My advice - get a technical co-founder or early CTO/VP Eng that is immensely
technical and totally dedicated. Many on here have described the weakness of
having great code and great software with no marketing channel - the other
side is just as painful.

------
holaamigos
I was a management accountant prior to starting my company - as non-tech as
you could get.

I co-founded with an engineer, so it was always a clear cut - I did sales,
marketing, finance, he did engineering, we both did product.

No huge issues, I rely on engineering, but I now rely on sales and marketing,
and all the other functions.

I considered learning to code at the start, but really you need divide the
tasks and stick with what you are good at.

------
rue
Thought you meant founders with a non-tech product/service/field, which might
also be an interesting survey.

------
SaasDeveloper
There are plenty of successful non-technical founders but almost all of them
have a technical co-founder or partner.
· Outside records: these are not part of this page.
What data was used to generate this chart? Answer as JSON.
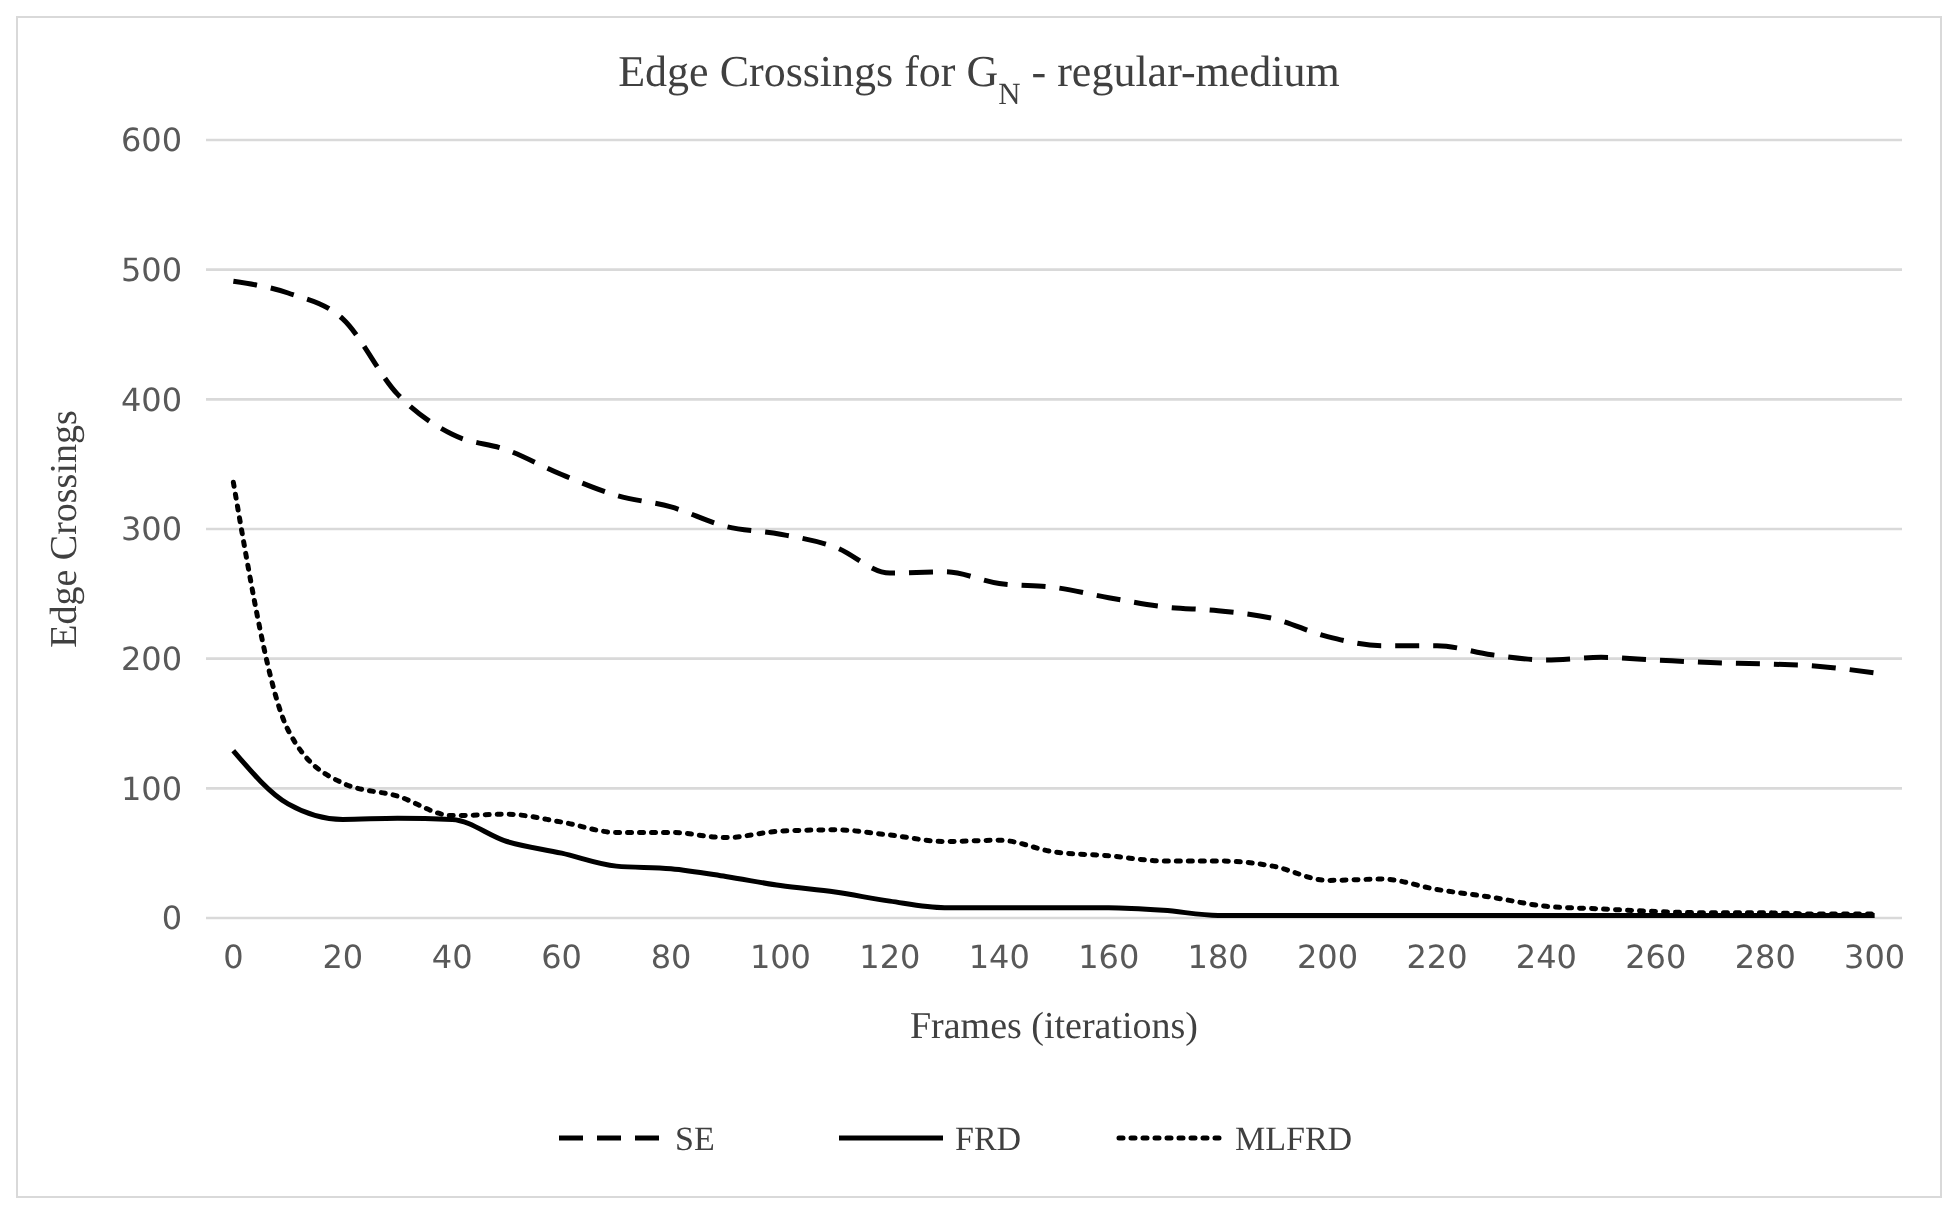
{
  "chart_data": {
    "type": "line",
    "title": "Edge Crossings for G$_{N}$ - regular-medium",
    "xlabel": "Frames (iterations)",
    "ylabel": "Edge Crossings",
    "x": [
      0,
      10,
      20,
      30,
      40,
      50,
      60,
      70,
      80,
      90,
      100,
      110,
      120,
      130,
      140,
      150,
      160,
      170,
      180,
      190,
      200,
      210,
      220,
      230,
      240,
      250,
      260,
      270,
      280,
      290,
      300
    ],
    "series": [
      {
        "name": "SE",
        "color": "#000000",
        "line_style": "dashed",
        "values": [
          491,
          482,
          462,
          404,
          373,
          361,
          342,
          326,
          317,
          302,
          296,
          286,
          266,
          267,
          258,
          255,
          247,
          240,
          237,
          231,
          217,
          210,
          210,
          203,
          199,
          201,
          199,
          197,
          196,
          194,
          189
        ]
      },
      {
        "name": "FRD",
        "color": "#000000",
        "line_style": "solid",
        "values": [
          129,
          88,
          76,
          77,
          76,
          59,
          50,
          40,
          38,
          32,
          25,
          20,
          13,
          8,
          8,
          8,
          8,
          6,
          2,
          2,
          2,
          2,
          2,
          2,
          2,
          2,
          2,
          2,
          2,
          2,
          2
        ]
      },
      {
        "name": "MLFRD",
        "color": "#000000",
        "line_style": "dotted",
        "values": [
          336,
          145,
          104,
          94,
          79,
          80,
          74,
          66,
          66,
          62,
          67,
          68,
          64,
          59,
          60,
          51,
          48,
          44,
          44,
          40,
          29,
          30,
          22,
          16,
          9,
          7,
          5,
          4,
          4,
          3,
          3
        ]
      }
    ],
    "xlim": [
      -5,
      305
    ],
    "xticks": [
      0,
      20,
      40,
      60,
      80,
      100,
      120,
      140,
      160,
      180,
      200,
      220,
      240,
      260,
      280,
      300
    ],
    "ylim": [
      0,
      600
    ],
    "yticks": [
      0,
      100,
      200,
      300,
      400,
      500,
      600
    ],
    "grid": "y",
    "legend": "bottom",
    "marker": "none"
  }
}
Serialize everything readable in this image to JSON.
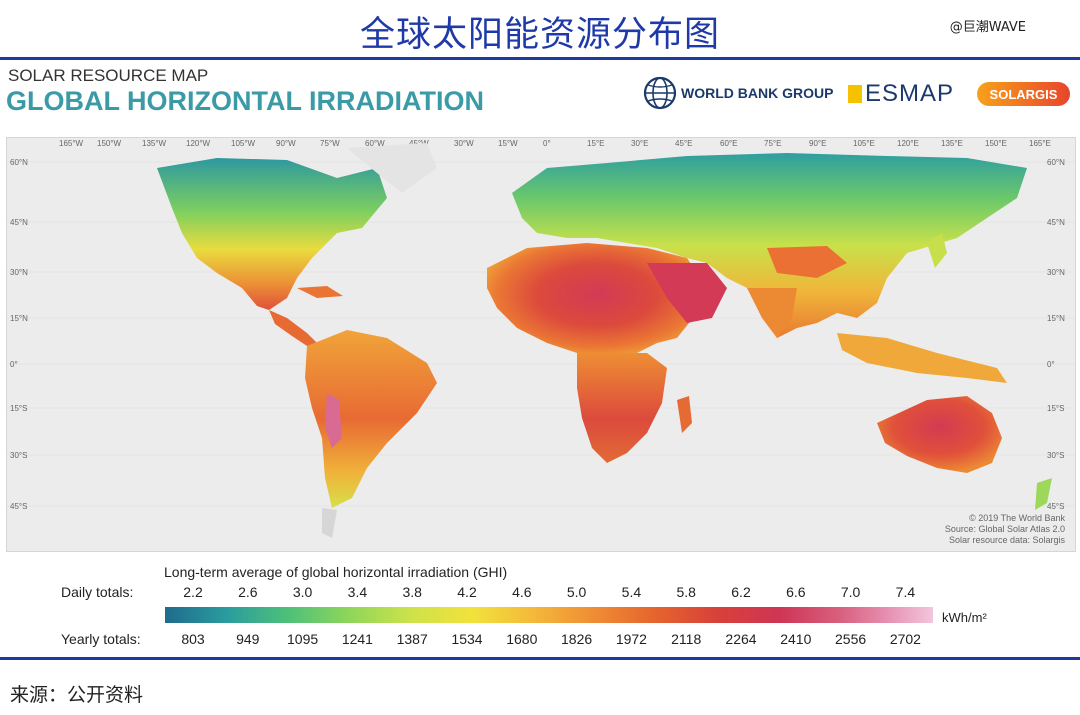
{
  "title": "全球太阳能资源分布图",
  "watermark": "@巨潮WAVE",
  "map_header": {
    "subtitle": "SOLAR RESOURCE MAP",
    "title": "GLOBAL HORIZONTAL IRRADIATION"
  },
  "logos": {
    "world_bank": "WORLD BANK GROUP",
    "esmap": "ESMAP",
    "solargis": "SOLARGIS"
  },
  "longitude_labels": [
    "165°W",
    "150°W",
    "135°W",
    "120°W",
    "105°W",
    "90°W",
    "75°W",
    "60°W",
    "45°W",
    "30°W",
    "15°W",
    "0°",
    "15°E",
    "30°E",
    "45°E",
    "60°E",
    "75°E",
    "90°E",
    "105°E",
    "120°E",
    "135°E",
    "150°E",
    "165°E"
  ],
  "latitude_labels": [
    "60°N",
    "45°N",
    "30°N",
    "15°N",
    "0°",
    "15°S",
    "30°S",
    "45°S"
  ],
  "attribution": [
    "© 2019 The World Bank",
    "Source: Global Solar Atlas 2.0",
    "Solar resource data: Solargis"
  ],
  "legend": {
    "title": "Long-term average of global horizontal irradiation (GHI)",
    "daily_label": "Daily totals:",
    "yearly_label": "Yearly totals:",
    "daily_values": [
      "2.2",
      "2.6",
      "3.0",
      "3.4",
      "3.8",
      "4.2",
      "4.6",
      "5.0",
      "5.4",
      "5.8",
      "6.2",
      "6.6",
      "7.0",
      "7.4"
    ],
    "yearly_values": [
      "803",
      "949",
      "1095",
      "1241",
      "1387",
      "1534",
      "1680",
      "1826",
      "1972",
      "2118",
      "2264",
      "2410",
      "2556",
      "2702"
    ],
    "unit": "kWh/m²",
    "colors": [
      "#1f6b8c",
      "#2a9c9e",
      "#4ec07a",
      "#8fd65a",
      "#cde24a",
      "#f2e23c",
      "#f4b83a",
      "#ef8c34",
      "#e5632e",
      "#d8403a",
      "#cf3555",
      "#d9607f",
      "#e690b0",
      "#f2c6dc"
    ]
  },
  "source": "来源：公开资料"
}
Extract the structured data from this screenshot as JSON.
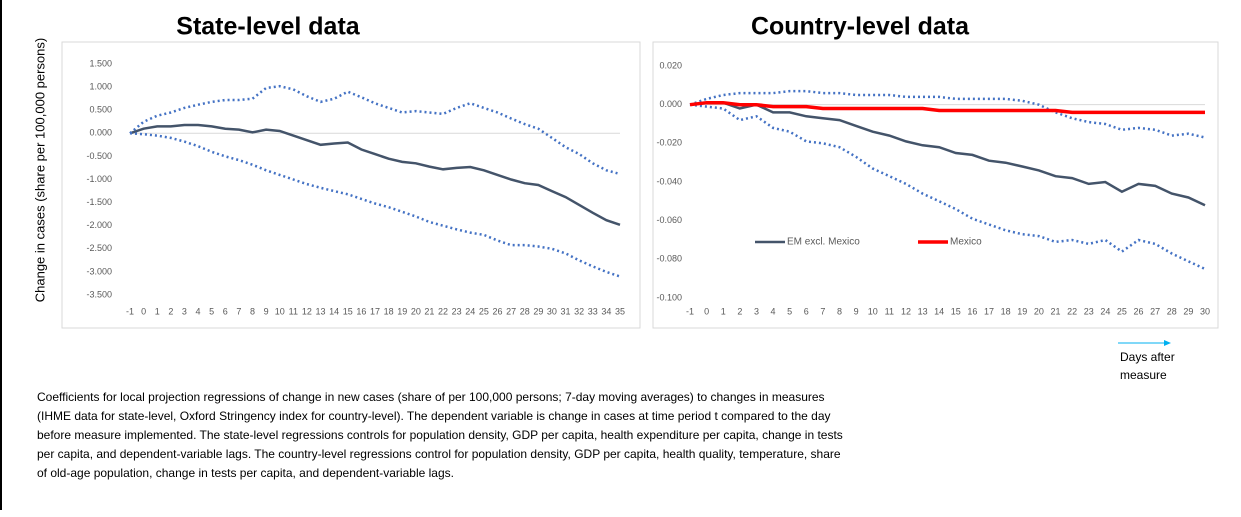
{
  "chart_data": [
    {
      "type": "line",
      "title": "State-level data",
      "y_label": "Change in cases (share per 100,000 persons)",
      "categories": [
        "-1",
        "0",
        "1",
        "2",
        "3",
        "4",
        "5",
        "6",
        "7",
        "8",
        "9",
        "10",
        "11",
        "12",
        "13",
        "14",
        "15",
        "16",
        "17",
        "18",
        "19",
        "20",
        "21",
        "22",
        "23",
        "24",
        "25",
        "26",
        "27",
        "28",
        "29",
        "30",
        "31",
        "32",
        "33",
        "34",
        "35"
      ],
      "series": [
        {
          "color": "#44546a",
          "style": "solid",
          "values": [
            0,
            0.1,
            0.15,
            0.15,
            0.18,
            0.18,
            0.15,
            0.1,
            0.08,
            0.02,
            0.08,
            0.05,
            -0.05,
            -0.15,
            -0.25,
            -0.22,
            -0.2,
            -0.35,
            -0.45,
            -0.55,
            -0.62,
            -0.65,
            -0.72,
            -0.78,
            -0.75,
            -0.73,
            -0.8,
            -0.9,
            -1.0,
            -1.08,
            -1.12,
            -1.25,
            -1.38,
            -1.55,
            -1.72,
            -1.88,
            -1.98
          ]
        },
        {
          "color": "#4472c4",
          "style": "dotted",
          "values": [
            0,
            0.25,
            0.38,
            0.45,
            0.55,
            0.62,
            0.68,
            0.72,
            0.72,
            0.75,
            0.98,
            1.02,
            0.95,
            0.8,
            0.68,
            0.75,
            0.9,
            0.78,
            0.65,
            0.55,
            0.45,
            0.48,
            0.45,
            0.42,
            0.55,
            0.65,
            0.55,
            0.45,
            0.32,
            0.2,
            0.1,
            -0.1,
            -0.3,
            -0.45,
            -0.65,
            -0.8,
            -0.88
          ]
        },
        {
          "color": "#4472c4",
          "style": "dotted",
          "values": [
            0,
            -0.02,
            -0.05,
            -0.1,
            -0.18,
            -0.28,
            -0.4,
            -0.5,
            -0.58,
            -0.68,
            -0.8,
            -0.9,
            -1.0,
            -1.1,
            -1.18,
            -1.25,
            -1.32,
            -1.42,
            -1.52,
            -1.6,
            -1.7,
            -1.8,
            -1.92,
            -2.0,
            -2.08,
            -2.15,
            -2.2,
            -2.32,
            -2.42,
            -2.42,
            -2.45,
            -2.5,
            -2.6,
            -2.75,
            -2.88,
            -3.0,
            -3.1
          ]
        }
      ],
      "ylim": [
        -3.5,
        1.5
      ],
      "yticks": [
        {
          "value": 1.5,
          "label": "1.500"
        },
        {
          "value": 1.0,
          "label": "1.000"
        },
        {
          "value": 0.5,
          "label": "0.500"
        },
        {
          "value": 0,
          "label": "0.000"
        },
        {
          "value": -0.5,
          "label": "-0.500"
        },
        {
          "value": -1.0,
          "label": "-1.000"
        },
        {
          "value": -1.5,
          "label": "-1.500"
        },
        {
          "value": -2.0,
          "label": "-2.000"
        },
        {
          "value": -2.5,
          "label": "-2.500"
        },
        {
          "value": -3.0,
          "label": "-3.000"
        },
        {
          "value": -3.5,
          "label": "-3.500"
        }
      ]
    },
    {
      "type": "line",
      "title": "Country-level data",
      "x_label": [
        "Days after",
        "measure"
      ],
      "categories": [
        "-1",
        "0",
        "1",
        "2",
        "3",
        "4",
        "5",
        "6",
        "7",
        "8",
        "9",
        "10",
        "11",
        "12",
        "13",
        "14",
        "15",
        "16",
        "17",
        "18",
        "19",
        "20",
        "21",
        "22",
        "23",
        "24",
        "25",
        "26",
        "27",
        "28",
        "29",
        "30"
      ],
      "legend": "lower-left",
      "series": [
        {
          "name": "EM excl. Mexico",
          "color": "#44546a",
          "style": "solid",
          "values": [
            0,
            0.001,
            0.001,
            -0.002,
            0,
            -0.004,
            -0.004,
            -0.006,
            -0.007,
            -0.008,
            -0.011,
            -0.014,
            -0.016,
            -0.019,
            -0.021,
            -0.022,
            -0.025,
            -0.026,
            -0.029,
            -0.03,
            -0.032,
            -0.034,
            -0.037,
            -0.038,
            -0.041,
            -0.04,
            -0.045,
            -0.041,
            -0.042,
            -0.046,
            -0.048,
            -0.052
          ]
        },
        {
          "color": "#4472c4",
          "style": "dotted",
          "values": [
            0,
            0.003,
            0.005,
            0.006,
            0.006,
            0.006,
            0.007,
            0.007,
            0.006,
            0.006,
            0.005,
            0.005,
            0.005,
            0.004,
            0.004,
            0.004,
            0.003,
            0.003,
            0.003,
            0.003,
            0.002,
            0,
            -0.004,
            -0.007,
            -0.009,
            -0.01,
            -0.013,
            -0.012,
            -0.013,
            -0.016,
            -0.015,
            -0.017
          ]
        },
        {
          "color": "#4472c4",
          "style": "dotted",
          "values": [
            0,
            -0.001,
            -0.002,
            -0.008,
            -0.006,
            -0.012,
            -0.014,
            -0.019,
            -0.02,
            -0.022,
            -0.027,
            -0.033,
            -0.037,
            -0.041,
            -0.046,
            -0.05,
            -0.054,
            -0.059,
            -0.062,
            -0.065,
            -0.067,
            -0.068,
            -0.071,
            -0.07,
            -0.072,
            -0.07,
            -0.076,
            -0.07,
            -0.072,
            -0.077,
            -0.081,
            -0.085
          ]
        },
        {
          "name": "Mexico",
          "color": "#ff0000",
          "style": "thick",
          "values": [
            0,
            0.001,
            0.001,
            0,
            0,
            -0.001,
            -0.001,
            -0.001,
            -0.002,
            -0.002,
            -0.002,
            -0.002,
            -0.002,
            -0.002,
            -0.002,
            -0.003,
            -0.003,
            -0.003,
            -0.003,
            -0.003,
            -0.003,
            -0.003,
            -0.003,
            -0.004,
            -0.004,
            -0.004,
            -0.004,
            -0.004,
            -0.004,
            -0.004,
            -0.004,
            -0.004
          ]
        }
      ],
      "ylim": [
        -0.1,
        0.02
      ],
      "yticks": [
        {
          "value": 0.02,
          "label": "0.020"
        },
        {
          "value": 0,
          "label": "0.000"
        },
        {
          "value": -0.02,
          "label": "-0.020"
        },
        {
          "value": -0.04,
          "label": "-0.040"
        },
        {
          "value": -0.06,
          "label": "-0.060"
        },
        {
          "value": -0.08,
          "label": "-0.080"
        },
        {
          "value": -0.1,
          "label": "-0.100"
        }
      ]
    }
  ],
  "caption": [
    "Coefficients for local projection regressions of change in new cases (share of per 100,000 persons; 7-day moving averages) to changes in measures",
    "(IHME data for state-level, Oxford Stringency index for country-level). The dependent variable is change in cases at time period t compared to the day",
    "before measure implemented. The state-level regressions controls for population density, GDP per capita, health expenditure per capita, change in tests",
    "per capita, and dependent-variable lags. The country-level regressions control for population density, GDP per capita, health quality, temperature, share",
    "of old-age population, change in tests per capita, and dependent-variable lags."
  ]
}
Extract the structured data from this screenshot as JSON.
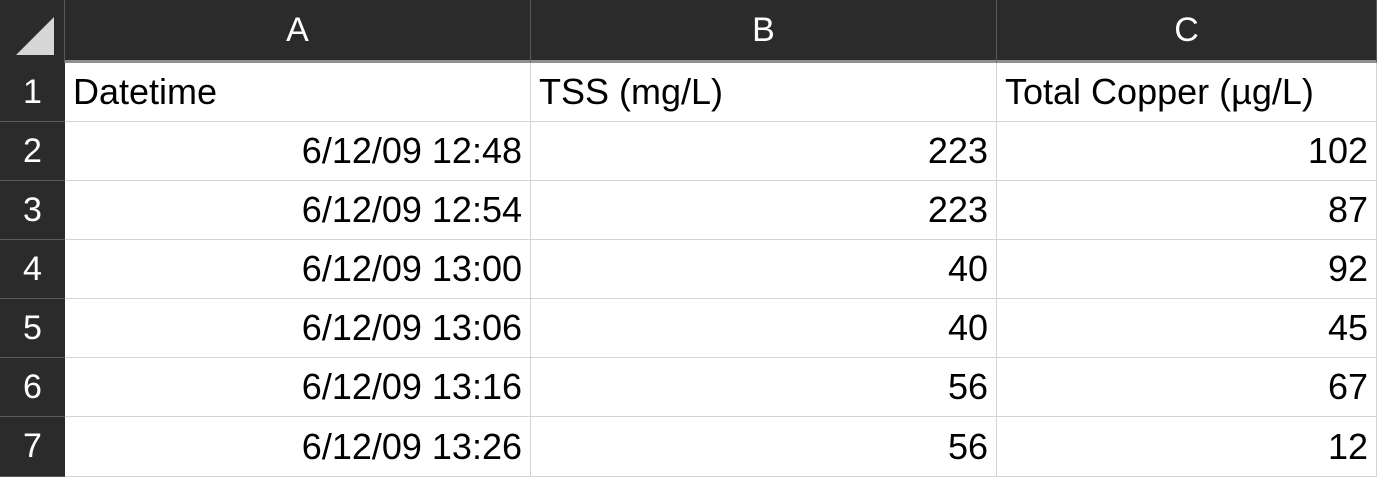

If you don't have one today, the
sooner you can find a good technical partner with a vested interest in your
company the better off you will be.

------
jeffepp
I'm a non technical founder and its a huge challenge. I think the biggest
issue was finding a programmer as dedicated as I was. The internet doesn't
close on weekends, if issues come up, we need to respond asap!

For my latest startup, I teamed up with a programmer. It is super-tough to
have a software app without a technical co-founder.

------
lean_startup
I was computer science major in college, but now I can hack but not code. My
main role is product development, so a coding background is helpful. I know
enough to attract good tech talent -- which is critical. Good luck!

------
shawnhickman
I'm non technical, but I am a designer, so I can definitely hold my own. I am
finding it pretty difficult to find a technical cofounder.